В нежном стихотворении, посвященном другу, Вольф Эрлих характеризует их с Фроманом совместный досуг как "меланхолические бредни". Сам он остался в истории литературы чуть крепче. Благодаря сначала близкому приятельству с Есениным и с Тихоновым, затем — активному участию в писательских делах конца 1930-х (причем с обеих сторон). Как автор он был в какой-то степени противоположностью аутичного Фромана. Эрлих будто бы пытался попробовать весь спектр возможных жанров и ролей, которые давала позиция молодого, культурного, крепко ангажированного и в то же время чуть строптивого поэта начала сталинской эпохи (включая немного курьезную, написанную четырехстопным ямбом поэму о Софье Перовской). Нигде он не достигал особенных высот, но почти всегда пользовался чужими стилями, приемами и, в общем, мыслями с чуть отстраненным дендизмом:

"Турксиб.
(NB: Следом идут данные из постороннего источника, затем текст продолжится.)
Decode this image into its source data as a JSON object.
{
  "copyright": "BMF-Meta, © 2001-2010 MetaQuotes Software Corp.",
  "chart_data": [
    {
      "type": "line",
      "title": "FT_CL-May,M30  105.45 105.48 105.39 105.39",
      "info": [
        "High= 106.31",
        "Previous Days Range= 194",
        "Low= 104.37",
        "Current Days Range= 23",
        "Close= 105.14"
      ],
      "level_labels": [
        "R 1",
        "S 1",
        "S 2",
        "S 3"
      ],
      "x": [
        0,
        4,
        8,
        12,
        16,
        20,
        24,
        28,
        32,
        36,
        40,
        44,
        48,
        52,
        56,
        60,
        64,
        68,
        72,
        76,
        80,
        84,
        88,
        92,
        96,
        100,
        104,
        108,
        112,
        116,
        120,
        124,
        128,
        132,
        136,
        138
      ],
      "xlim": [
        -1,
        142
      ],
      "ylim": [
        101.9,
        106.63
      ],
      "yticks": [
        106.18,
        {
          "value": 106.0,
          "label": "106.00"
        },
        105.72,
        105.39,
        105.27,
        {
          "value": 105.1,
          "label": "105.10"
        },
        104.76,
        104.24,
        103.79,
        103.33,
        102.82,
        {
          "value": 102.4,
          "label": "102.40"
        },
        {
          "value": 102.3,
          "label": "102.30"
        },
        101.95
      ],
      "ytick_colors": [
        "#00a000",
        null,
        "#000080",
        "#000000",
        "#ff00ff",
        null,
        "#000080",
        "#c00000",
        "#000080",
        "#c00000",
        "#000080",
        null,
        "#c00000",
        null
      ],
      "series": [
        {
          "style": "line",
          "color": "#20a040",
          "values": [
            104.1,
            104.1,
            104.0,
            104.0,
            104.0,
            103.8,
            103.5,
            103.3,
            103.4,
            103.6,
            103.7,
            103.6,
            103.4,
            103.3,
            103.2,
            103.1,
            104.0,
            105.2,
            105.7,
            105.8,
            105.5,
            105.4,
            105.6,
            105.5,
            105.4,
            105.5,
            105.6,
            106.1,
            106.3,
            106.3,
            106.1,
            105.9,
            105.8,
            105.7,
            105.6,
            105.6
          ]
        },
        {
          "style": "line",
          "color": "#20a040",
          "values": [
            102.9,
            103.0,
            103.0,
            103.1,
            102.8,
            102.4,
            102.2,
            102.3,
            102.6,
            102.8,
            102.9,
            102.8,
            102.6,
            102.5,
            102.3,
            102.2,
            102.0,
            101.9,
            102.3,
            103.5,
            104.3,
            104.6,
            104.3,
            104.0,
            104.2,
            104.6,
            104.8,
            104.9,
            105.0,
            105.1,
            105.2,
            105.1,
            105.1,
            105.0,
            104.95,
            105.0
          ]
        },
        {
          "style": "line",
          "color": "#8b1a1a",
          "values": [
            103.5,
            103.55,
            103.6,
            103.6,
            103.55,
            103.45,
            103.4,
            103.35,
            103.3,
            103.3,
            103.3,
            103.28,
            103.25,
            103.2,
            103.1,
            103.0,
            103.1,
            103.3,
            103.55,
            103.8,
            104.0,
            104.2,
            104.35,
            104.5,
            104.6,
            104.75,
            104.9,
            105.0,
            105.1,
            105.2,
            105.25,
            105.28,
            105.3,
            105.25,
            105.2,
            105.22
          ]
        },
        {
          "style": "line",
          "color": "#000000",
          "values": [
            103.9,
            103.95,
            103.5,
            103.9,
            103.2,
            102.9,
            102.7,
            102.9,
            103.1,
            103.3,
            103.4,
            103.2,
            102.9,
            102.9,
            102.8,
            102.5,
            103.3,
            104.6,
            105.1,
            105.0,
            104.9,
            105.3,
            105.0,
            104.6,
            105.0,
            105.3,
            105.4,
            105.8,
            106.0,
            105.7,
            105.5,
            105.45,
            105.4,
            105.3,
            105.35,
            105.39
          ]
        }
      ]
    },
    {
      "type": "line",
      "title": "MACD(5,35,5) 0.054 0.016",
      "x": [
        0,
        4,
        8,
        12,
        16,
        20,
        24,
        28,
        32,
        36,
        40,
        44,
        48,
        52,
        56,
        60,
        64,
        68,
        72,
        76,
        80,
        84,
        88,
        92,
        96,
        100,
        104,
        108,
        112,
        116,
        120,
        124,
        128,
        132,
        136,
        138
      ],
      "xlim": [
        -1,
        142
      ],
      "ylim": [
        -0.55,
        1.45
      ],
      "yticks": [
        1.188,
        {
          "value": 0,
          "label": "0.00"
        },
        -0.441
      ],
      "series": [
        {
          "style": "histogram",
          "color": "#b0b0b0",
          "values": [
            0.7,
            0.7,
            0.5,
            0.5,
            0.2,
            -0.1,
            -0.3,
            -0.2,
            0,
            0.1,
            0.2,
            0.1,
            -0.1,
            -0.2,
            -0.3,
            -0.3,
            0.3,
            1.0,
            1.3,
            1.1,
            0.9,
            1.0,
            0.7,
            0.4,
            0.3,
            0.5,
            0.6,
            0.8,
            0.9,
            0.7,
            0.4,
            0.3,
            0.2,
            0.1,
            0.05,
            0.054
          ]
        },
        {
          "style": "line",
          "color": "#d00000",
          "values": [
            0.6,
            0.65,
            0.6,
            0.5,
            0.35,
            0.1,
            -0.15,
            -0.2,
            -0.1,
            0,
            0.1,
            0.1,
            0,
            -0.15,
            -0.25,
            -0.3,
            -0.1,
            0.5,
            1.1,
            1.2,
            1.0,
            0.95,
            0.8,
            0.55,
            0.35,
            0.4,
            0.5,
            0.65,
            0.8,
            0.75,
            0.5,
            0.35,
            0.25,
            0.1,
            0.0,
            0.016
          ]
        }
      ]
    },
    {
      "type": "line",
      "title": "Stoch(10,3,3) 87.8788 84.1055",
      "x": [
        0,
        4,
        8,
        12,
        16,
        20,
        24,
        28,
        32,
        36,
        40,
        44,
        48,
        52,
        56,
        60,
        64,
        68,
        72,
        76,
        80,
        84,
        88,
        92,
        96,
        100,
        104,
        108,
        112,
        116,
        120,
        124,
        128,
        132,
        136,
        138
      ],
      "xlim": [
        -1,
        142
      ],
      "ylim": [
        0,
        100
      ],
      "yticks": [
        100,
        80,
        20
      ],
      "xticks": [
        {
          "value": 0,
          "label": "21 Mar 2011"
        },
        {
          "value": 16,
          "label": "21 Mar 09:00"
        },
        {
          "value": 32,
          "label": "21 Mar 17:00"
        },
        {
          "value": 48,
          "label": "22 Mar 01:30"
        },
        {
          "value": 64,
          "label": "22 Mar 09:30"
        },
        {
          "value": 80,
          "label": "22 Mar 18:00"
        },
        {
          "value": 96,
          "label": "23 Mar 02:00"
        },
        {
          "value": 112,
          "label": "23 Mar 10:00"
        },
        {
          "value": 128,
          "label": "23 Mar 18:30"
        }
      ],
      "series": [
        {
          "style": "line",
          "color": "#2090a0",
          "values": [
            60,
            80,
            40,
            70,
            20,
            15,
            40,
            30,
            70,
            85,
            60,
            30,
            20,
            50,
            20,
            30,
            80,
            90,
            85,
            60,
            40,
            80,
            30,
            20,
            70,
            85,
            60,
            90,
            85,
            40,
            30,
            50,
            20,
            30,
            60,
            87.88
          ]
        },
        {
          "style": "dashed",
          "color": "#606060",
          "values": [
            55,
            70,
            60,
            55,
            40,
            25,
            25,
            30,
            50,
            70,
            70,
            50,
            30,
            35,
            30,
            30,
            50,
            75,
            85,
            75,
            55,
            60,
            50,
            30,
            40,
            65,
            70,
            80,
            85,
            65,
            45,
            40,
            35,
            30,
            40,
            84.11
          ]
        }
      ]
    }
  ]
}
Изобретают комсомольцы / Быстрейший способ проложить дорогу. / Москва. Изобретает архитектор / Зеленый город — прочный и счастливый. / Берлин. Изобретает безработный / Легчайший способ смерти. Он берет / Простую проволоку (метра три), / Навязывает груз. Теперь осталось / Его закинуть на трамвайный провод — / И дело в шляпе. Создано на ять. / Ты факт берешь, чтоб взвесить и понять, / И тотчас он становится партийным".

Издатель Водолей


Михайль Семенко и украинский панфутуризм

Огромный, замечательно красивый том, посвященный еще одному практически забытому персонажу. Михайль Семенко — поэт, художник, издатель, прожектер, теоретик и вождь движения панфутуризма, самопровозглашенный конкурент Маяковского, карнавальный марксист ("панфутуризм — ленинизм искусства") и — по крайней мере, по собственным представлениям,— лидер украинского авангарда, двадцать с лишним лет пытавшийся изо всех сил превратить Киев в столицу искусства будущего. Разумеется, до 1937 года, когда Семенко был обвинен в контрреволюционной деятельности, расстрелян и практически вычеркнут из официальной истории культуры. Это — первое русскоязычное издание с тех пор. Дух грандиозной мюнхгаузенской аферы окружает эту фигуру спустя столетие. Даже сам вполне академичный том, составленный филологами Анной Белой и Андреем Россомахиным, все время кажется каверзой, почти мистификацией. Помимо сопроводительных статей и подробных библиографий, тут факсимильные издания семенковских типографских эскапад, переводы его избранной лирики, репродукции картин и обложек, воспоминания ошарашенных современников. Но основное содержание тома — манифесты. Их предводитель панфутуризма превратил в отдельное, может быть, самое важное свое искусство: "Мы заняли последнюю станцию — и заняли СЕМАФОР БУДУЩЕГО", "И побили камнями футуристов. Но теперь они сами побиты. Удар был нанесен прямо в живот, и тот, кто попал в живот,— наш друг", ""Катафалк искусства" действует в Киеве. И разнесется весть о нас на целый мир. Из столиц мира потянутся траурные обозы. Да здравствует ликвидация искусства". И так далее. Чтобы в полной мере очароваться этой ярмаркой провозвестий, надо быть немного авангард-фетишистом. Однако стихи Семенко, хотя и действуют примерно в том же эстетическом пространстве, кажутся гораздо менее амбициозными, но оттого более трогательными: "Серая пара влекомая переменами / празднично шла по базару между лотков. / Пролезла между толпой и пыльными стенами / временами тревожась — не видать ли грозовых облаков. / Улицу перебежав обособилась на бульварной лавочке / оформилась теплым пятном под шепчущим кленом. / Сергей Степанович про драму в 5 частях рассказывал Талочке / и осторожно игрался в сумерках на голой шее шнурком медальона".